Hayat mı ölüm mü?
Cezaevimi, cenaze mi?
Bağların kopması mı?
Yoksa yaşananlar mı?
Ellerdeki kelepçe mi? Yoksa söylenemeyen sözler mi?
Bir annenin sessiz çığlığı mı? Yoksa babanın çaresizliği mi?
Kalabalık mı? Yoksa musalla taşı mı?
Kurşungeçirmez yelek mi? Yüreği parça parça eden kader mi?
Yok olmak mı? Yoksa yokta yok olup tekrar doğmak mı?
Yolun sonu mu? Yoksa üçe ayrılmak mı?
Nefessiz kalmak mı? Yoksa nefes alamamak mı?
Son bir damla gözyaşı mı? Ömür boyu ağlamak mı?
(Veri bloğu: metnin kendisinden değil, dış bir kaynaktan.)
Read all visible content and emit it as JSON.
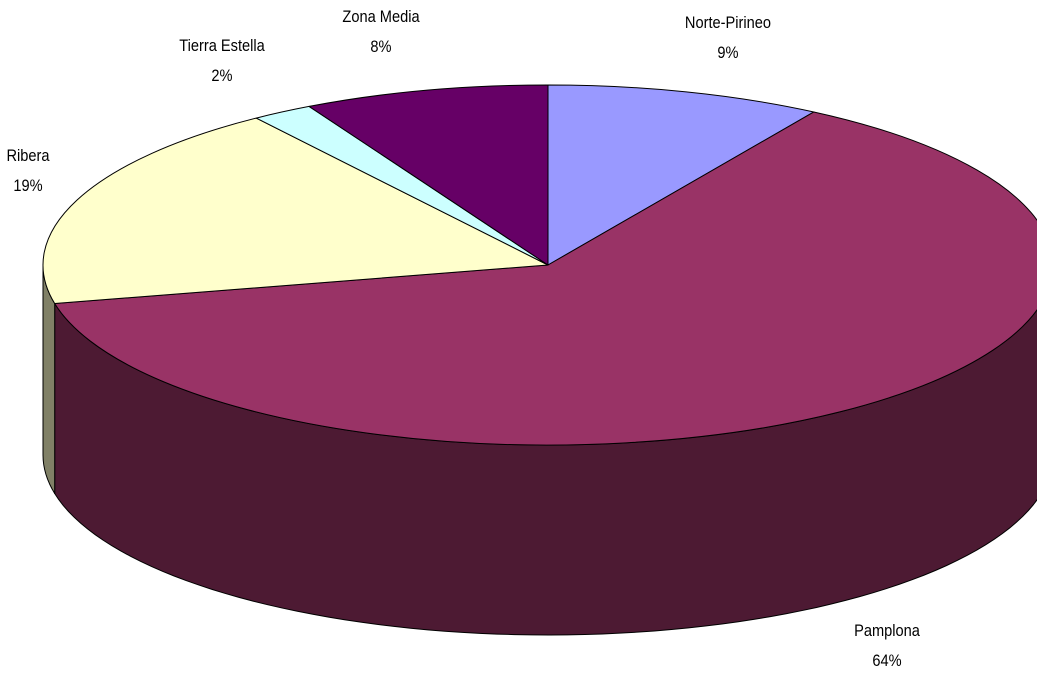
{
  "chart_data": {
    "type": "pie",
    "style": "3d",
    "start_angle_deg": 0,
    "direction": "clockwise",
    "slices": [
      {
        "name": "Norte-Pirineo",
        "percent_label": "9%",
        "value": 9,
        "color": "#9999FF",
        "side_color": "#4D4D80"
      },
      {
        "name": "Pamplona",
        "percent_label": "64%",
        "value": 64,
        "color": "#993366",
        "side_color": "#4D1A33"
      },
      {
        "name": "Ribera",
        "percent_label": "19%",
        "value": 19,
        "color": "#FFFFCC",
        "side_color": "#808066"
      },
      {
        "name": "Tierra Estella",
        "percent_label": "2%",
        "value": 2,
        "color": "#CCFFFF",
        "side_color": "#668080"
      },
      {
        "name": "Zona Media",
        "percent_label": "8%",
        "value": 8,
        "color": "#660066",
        "side_color": "#330033"
      }
    ],
    "legend": "none",
    "title": ""
  }
}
“Anne Anne” deyip özür dilemek mi? Yoksa her lokmada kavga etmek mi?
Şişen parmaklarım mı? Yoksa sana yük olmak mı?
Giden ayağım mı? Yoksa biten ömrüm mü?
Bir kaşık tarhana çorbasındaki koku mu? Yoksa onu tadamamak mı?
Sonsuza kadar hücre hayatı mı? Yoksa son anda bile dokunmak mı?
Yürekten kopanlar mı? Yoksa göbek bağının kopması mı?
İNAN hiç bilmiyorum…
İNAN bilmediklerim canımı acıtıyor…
İNAN ben seni çok özlüyorum…
INAN bu yaşadıklarımı anlatamıyorum…
İNAN ciğerim yanıyor…
İNAN gözümden akanlar değil, yüreğime akanlar canımı yakıyor…
İNAN, İNAN bana böyle olsun istemezdim…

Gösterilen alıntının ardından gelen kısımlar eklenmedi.